I'm trying to that prove $Rm$ is a simple ring $\iff Ann(m)$ is a left ideal of $R$.
I did a couple of questions earlier that I believe could be useful to show this:
$(Q1)$ Quotient of cyclic $R$-module is cyclic.
$(Q2)$ Isomorphism and cyclic modules
And I have the following theorem from the book:
$$\text{Let M be a bilateral ideal of a ring R. Then the following is equivalent:}\\ (1) \text{ M is maximal}\\(2) \text{The ring }\frac{R}{M}\neq 0\text{ and is simple} $$
I believe the former theorem could be applied changing bilateral idea by left ideal, right?.
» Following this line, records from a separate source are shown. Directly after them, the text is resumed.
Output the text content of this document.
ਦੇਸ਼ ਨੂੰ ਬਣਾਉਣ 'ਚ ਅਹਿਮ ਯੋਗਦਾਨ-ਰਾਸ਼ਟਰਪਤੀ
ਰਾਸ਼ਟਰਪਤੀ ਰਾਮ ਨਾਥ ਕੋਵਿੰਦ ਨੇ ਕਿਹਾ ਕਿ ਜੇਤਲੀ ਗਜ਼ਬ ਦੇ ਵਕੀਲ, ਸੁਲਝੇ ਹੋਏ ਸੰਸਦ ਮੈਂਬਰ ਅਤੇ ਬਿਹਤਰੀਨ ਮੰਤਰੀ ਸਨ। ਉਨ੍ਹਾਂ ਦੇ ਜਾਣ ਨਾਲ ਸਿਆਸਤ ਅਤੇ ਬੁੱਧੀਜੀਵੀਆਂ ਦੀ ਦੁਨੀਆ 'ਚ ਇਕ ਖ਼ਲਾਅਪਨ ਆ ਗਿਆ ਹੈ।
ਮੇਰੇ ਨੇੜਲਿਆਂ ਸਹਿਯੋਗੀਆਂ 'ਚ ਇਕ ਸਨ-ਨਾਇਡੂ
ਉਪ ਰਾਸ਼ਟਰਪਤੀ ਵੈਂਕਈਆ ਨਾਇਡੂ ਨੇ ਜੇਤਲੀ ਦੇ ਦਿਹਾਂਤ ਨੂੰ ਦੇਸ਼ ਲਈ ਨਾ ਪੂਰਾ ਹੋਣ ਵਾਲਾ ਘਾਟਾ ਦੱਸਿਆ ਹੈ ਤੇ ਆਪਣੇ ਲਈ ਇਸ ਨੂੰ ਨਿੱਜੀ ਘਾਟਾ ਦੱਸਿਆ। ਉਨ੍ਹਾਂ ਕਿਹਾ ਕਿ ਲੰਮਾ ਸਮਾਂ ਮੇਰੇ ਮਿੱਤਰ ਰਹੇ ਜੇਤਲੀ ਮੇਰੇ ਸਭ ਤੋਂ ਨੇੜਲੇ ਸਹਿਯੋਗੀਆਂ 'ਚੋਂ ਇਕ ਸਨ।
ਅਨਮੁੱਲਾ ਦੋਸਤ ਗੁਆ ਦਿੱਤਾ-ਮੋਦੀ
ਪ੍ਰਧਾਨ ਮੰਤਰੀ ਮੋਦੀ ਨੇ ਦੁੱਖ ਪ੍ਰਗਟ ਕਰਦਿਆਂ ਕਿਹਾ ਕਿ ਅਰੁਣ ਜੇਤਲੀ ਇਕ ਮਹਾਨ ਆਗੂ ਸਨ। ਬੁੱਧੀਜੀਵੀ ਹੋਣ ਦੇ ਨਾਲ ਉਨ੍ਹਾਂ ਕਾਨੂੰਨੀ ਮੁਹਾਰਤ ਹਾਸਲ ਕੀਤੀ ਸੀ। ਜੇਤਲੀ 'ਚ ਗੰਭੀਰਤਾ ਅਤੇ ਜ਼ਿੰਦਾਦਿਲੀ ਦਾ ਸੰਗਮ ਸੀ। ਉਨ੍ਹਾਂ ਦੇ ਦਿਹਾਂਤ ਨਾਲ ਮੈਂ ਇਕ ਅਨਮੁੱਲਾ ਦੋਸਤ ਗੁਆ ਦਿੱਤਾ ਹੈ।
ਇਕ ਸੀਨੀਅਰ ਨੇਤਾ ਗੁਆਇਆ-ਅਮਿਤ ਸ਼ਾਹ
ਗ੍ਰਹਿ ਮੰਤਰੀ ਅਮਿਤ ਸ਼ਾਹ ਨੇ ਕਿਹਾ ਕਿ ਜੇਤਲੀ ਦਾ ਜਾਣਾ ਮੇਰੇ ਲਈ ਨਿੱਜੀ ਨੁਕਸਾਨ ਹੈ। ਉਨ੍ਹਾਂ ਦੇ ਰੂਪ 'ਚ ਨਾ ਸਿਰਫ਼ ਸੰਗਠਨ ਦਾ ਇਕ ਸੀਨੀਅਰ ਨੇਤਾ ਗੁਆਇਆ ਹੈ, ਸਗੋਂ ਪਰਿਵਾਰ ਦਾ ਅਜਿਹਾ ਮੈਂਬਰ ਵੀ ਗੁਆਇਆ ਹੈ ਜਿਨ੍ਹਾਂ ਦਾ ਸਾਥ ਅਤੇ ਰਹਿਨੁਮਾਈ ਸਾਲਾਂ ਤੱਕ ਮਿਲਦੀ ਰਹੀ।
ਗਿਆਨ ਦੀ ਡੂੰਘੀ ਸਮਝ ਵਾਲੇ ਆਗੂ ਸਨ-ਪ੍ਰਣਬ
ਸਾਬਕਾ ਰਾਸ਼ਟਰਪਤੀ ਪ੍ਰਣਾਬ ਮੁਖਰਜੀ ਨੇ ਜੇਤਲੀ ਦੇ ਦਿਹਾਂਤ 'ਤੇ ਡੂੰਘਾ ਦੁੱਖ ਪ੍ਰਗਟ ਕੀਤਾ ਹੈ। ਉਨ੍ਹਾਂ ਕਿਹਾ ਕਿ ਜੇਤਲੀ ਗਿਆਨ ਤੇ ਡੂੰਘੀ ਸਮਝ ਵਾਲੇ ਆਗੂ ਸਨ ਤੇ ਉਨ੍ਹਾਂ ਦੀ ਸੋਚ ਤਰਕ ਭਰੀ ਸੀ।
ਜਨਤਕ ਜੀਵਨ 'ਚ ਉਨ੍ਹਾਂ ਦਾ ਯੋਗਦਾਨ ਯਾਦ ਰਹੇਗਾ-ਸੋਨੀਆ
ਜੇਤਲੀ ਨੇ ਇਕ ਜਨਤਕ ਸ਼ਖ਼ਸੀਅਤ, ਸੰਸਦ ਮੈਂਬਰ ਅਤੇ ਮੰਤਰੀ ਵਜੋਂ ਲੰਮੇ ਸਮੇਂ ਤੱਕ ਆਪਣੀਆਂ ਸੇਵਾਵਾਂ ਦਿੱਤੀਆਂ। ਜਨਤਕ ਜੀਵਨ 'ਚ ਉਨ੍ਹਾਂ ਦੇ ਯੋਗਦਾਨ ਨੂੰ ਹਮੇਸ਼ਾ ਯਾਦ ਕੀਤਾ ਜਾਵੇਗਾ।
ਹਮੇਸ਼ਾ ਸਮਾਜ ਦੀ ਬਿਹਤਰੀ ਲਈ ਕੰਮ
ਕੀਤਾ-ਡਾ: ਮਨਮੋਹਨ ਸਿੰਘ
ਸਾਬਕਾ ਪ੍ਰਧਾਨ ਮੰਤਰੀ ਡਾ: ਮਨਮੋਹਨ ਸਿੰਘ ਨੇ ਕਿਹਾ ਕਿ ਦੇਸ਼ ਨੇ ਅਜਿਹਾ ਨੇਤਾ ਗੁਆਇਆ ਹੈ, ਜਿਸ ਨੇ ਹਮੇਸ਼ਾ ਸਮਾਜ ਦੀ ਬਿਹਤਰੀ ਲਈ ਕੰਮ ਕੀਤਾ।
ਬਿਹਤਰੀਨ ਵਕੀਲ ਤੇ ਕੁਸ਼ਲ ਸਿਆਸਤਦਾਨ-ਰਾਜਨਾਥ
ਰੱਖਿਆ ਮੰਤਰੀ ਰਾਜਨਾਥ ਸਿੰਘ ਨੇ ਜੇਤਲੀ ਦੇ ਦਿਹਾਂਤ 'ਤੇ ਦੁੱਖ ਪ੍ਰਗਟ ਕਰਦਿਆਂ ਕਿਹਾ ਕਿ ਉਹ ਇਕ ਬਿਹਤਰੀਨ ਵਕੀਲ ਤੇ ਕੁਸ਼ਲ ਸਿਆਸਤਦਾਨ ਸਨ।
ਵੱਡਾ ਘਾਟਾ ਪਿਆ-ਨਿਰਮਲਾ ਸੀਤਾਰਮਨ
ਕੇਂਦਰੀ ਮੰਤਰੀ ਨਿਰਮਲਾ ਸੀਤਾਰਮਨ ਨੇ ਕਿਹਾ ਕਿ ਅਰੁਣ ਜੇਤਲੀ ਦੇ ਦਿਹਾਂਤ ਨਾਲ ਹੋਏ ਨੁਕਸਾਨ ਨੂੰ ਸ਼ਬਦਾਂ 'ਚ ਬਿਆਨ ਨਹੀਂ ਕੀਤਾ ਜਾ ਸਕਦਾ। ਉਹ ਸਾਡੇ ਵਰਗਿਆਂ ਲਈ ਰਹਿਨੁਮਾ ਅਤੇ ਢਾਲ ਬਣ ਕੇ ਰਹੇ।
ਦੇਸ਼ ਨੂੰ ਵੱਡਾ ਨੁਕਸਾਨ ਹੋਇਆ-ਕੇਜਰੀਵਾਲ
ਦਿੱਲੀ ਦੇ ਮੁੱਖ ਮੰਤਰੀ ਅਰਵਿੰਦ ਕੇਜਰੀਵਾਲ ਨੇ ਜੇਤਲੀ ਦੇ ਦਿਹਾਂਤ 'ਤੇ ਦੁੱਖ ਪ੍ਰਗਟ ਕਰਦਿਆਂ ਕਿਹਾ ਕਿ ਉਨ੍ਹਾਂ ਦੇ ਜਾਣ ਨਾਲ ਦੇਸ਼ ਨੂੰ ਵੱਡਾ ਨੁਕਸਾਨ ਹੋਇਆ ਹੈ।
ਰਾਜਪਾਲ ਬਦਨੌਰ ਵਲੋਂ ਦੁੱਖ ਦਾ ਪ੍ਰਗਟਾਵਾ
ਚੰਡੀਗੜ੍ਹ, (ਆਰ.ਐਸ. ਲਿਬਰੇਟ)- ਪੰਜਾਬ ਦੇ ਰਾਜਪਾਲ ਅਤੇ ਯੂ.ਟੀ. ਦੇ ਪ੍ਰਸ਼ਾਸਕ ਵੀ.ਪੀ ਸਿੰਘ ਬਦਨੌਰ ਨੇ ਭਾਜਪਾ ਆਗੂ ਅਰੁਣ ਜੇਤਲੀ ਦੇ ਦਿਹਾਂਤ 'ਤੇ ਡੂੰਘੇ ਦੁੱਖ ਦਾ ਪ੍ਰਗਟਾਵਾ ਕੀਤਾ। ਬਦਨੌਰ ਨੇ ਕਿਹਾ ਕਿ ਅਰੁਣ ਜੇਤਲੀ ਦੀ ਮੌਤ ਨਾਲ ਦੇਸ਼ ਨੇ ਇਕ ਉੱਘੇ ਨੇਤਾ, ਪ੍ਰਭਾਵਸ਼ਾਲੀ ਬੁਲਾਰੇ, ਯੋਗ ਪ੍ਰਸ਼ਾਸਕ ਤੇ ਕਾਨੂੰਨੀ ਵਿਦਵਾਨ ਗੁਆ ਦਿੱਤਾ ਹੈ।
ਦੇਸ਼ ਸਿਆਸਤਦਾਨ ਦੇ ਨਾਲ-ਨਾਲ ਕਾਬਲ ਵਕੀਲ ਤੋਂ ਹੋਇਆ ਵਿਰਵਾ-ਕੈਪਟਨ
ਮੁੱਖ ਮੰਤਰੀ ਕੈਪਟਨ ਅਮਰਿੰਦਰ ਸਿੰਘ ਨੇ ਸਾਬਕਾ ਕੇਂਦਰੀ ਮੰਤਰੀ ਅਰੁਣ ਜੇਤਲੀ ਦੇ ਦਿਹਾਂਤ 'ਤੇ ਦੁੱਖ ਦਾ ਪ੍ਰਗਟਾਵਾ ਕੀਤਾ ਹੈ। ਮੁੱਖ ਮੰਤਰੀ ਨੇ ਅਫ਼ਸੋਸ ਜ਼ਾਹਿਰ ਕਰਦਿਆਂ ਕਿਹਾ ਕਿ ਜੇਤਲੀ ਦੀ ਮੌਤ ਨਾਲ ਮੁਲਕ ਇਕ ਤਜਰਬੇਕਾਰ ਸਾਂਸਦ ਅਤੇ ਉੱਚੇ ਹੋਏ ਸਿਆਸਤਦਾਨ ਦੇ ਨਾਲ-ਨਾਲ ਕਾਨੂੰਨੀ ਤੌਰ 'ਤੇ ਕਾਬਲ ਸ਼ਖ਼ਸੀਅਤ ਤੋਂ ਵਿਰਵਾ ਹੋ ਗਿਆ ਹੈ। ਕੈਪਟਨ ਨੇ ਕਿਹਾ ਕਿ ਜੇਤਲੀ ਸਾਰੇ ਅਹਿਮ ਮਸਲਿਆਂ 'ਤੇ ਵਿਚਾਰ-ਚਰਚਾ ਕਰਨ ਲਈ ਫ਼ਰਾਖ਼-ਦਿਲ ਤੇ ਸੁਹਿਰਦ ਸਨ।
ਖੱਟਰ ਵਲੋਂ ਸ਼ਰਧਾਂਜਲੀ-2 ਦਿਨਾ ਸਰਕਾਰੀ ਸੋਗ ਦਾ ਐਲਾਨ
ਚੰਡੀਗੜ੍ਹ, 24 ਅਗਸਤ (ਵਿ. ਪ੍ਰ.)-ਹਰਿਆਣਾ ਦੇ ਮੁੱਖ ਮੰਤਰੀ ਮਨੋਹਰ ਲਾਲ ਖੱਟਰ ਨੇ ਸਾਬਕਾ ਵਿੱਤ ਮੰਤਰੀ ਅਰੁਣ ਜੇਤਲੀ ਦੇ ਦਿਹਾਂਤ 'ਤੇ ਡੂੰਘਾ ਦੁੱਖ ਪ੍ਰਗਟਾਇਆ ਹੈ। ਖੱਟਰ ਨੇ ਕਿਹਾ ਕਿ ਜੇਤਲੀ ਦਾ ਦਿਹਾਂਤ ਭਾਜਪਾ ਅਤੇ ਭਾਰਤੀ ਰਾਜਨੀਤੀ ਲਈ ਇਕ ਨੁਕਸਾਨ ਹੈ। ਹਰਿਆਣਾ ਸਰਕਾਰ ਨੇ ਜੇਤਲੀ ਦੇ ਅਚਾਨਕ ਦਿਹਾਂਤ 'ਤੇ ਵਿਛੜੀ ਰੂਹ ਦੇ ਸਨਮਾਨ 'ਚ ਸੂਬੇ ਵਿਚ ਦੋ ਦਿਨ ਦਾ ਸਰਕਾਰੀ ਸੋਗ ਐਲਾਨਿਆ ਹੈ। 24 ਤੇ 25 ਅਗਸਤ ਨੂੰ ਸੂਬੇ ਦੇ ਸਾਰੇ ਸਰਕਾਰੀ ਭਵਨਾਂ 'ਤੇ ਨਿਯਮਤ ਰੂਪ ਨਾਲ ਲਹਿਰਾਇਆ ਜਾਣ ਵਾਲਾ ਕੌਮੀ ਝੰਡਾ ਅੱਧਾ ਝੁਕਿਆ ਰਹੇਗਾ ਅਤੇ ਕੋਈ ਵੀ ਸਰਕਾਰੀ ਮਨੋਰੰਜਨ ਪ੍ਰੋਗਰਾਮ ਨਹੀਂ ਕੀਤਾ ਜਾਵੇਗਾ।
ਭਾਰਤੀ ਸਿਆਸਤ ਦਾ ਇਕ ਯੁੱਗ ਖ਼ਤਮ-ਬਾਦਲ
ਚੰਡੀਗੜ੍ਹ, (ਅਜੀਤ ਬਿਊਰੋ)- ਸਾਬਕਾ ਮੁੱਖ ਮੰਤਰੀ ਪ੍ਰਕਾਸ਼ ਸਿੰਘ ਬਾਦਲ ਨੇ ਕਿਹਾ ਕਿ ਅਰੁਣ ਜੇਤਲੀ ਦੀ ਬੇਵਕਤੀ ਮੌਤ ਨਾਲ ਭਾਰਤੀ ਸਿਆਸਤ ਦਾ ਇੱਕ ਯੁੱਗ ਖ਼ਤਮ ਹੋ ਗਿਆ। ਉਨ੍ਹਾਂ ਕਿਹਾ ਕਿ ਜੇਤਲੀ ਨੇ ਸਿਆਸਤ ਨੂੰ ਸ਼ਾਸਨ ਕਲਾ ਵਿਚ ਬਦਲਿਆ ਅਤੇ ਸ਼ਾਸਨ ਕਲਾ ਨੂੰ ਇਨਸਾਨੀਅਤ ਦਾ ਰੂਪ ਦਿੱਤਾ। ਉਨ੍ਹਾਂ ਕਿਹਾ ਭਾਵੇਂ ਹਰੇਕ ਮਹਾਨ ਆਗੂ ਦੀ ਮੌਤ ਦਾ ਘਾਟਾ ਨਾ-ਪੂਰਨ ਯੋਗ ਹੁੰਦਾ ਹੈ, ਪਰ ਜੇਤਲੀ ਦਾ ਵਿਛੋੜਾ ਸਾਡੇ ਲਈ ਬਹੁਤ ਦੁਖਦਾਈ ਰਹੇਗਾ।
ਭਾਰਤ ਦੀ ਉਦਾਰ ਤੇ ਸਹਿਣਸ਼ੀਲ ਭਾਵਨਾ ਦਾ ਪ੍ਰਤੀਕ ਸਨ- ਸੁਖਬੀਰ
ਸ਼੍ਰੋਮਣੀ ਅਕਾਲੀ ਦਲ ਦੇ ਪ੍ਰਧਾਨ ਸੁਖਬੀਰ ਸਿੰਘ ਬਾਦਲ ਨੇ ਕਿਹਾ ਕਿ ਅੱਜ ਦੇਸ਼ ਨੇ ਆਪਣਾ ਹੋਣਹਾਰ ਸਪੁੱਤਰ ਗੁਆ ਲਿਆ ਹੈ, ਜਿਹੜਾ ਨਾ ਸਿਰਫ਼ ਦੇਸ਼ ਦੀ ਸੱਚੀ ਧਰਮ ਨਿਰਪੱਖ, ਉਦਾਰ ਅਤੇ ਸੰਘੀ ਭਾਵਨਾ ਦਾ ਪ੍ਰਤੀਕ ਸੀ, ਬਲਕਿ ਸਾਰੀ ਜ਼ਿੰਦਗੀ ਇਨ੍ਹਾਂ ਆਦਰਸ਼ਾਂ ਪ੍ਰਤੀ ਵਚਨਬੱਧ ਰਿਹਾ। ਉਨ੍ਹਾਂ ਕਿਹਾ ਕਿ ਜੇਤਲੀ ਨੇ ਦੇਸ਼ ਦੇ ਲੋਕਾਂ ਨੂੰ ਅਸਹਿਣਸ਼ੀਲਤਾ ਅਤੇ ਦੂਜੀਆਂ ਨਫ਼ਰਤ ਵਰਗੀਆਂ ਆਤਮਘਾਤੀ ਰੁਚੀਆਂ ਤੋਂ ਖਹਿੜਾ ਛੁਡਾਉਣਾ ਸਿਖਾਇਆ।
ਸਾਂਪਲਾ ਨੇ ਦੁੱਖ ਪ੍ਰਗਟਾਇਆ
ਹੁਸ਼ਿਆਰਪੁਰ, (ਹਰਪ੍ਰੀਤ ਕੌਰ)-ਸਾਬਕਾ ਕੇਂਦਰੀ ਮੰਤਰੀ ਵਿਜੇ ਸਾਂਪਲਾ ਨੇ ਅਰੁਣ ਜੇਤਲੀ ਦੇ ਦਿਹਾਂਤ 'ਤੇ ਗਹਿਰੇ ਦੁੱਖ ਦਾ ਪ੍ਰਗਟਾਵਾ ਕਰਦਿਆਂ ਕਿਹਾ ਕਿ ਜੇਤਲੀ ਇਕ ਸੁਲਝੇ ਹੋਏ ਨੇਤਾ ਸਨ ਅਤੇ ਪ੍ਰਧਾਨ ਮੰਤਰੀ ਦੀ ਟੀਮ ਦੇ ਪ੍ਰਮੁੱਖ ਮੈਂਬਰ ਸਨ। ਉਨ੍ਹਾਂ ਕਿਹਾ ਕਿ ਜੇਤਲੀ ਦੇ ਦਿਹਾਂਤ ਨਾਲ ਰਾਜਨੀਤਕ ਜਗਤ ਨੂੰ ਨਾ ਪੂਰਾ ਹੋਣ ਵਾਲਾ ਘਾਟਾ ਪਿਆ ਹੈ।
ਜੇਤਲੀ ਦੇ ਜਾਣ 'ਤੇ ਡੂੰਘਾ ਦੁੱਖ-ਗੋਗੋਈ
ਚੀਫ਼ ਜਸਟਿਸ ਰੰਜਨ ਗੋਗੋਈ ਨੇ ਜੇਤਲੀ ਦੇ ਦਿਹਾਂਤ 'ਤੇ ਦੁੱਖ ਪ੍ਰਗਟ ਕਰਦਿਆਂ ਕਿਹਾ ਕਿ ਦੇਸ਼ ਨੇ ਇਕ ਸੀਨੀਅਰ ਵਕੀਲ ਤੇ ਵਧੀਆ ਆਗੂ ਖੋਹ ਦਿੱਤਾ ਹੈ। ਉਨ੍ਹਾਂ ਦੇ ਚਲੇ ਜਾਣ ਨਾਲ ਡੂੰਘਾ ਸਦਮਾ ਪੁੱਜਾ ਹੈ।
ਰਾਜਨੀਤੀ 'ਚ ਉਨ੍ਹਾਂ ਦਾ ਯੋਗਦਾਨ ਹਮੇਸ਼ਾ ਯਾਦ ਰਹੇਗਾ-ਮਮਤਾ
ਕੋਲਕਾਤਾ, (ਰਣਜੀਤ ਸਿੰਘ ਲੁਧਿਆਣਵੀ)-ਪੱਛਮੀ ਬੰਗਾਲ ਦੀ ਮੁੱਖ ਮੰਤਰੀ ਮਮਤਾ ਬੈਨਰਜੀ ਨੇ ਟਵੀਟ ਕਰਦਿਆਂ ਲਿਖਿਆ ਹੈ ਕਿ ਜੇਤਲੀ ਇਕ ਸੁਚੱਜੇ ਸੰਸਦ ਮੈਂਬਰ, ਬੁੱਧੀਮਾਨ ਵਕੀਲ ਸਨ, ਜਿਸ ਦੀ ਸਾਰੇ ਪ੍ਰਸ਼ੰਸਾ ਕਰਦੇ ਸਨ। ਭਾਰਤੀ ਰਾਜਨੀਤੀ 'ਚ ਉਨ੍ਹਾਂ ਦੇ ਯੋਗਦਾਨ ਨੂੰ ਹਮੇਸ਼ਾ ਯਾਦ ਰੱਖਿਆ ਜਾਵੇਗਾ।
Then if $Rm$ simple by $(Q2)$ is $\frac{R}{Ann(m)}\simeq Rm$ (I would like to prove this using left $R-$modules, but is not explicit in $Q2$). By the last isomorphism is $\frac{R}{Ann(m)}$ simple and by the theorem follows $Ann(m)$ left maximal (instead of bilateral using left).
Conversely, if $Ann(m)$ is a left maximal, the ring $\frac{R}{Ann(m)}$ is simple, and by the ismorphism follows $Rm$ simple.
Now, what's left and I'm couldn't do is prove the former isomorphism: $\displaystyle\frac{R}{Ann(m)}\simeq Rm$. How could I do this?, and was the proof above right?.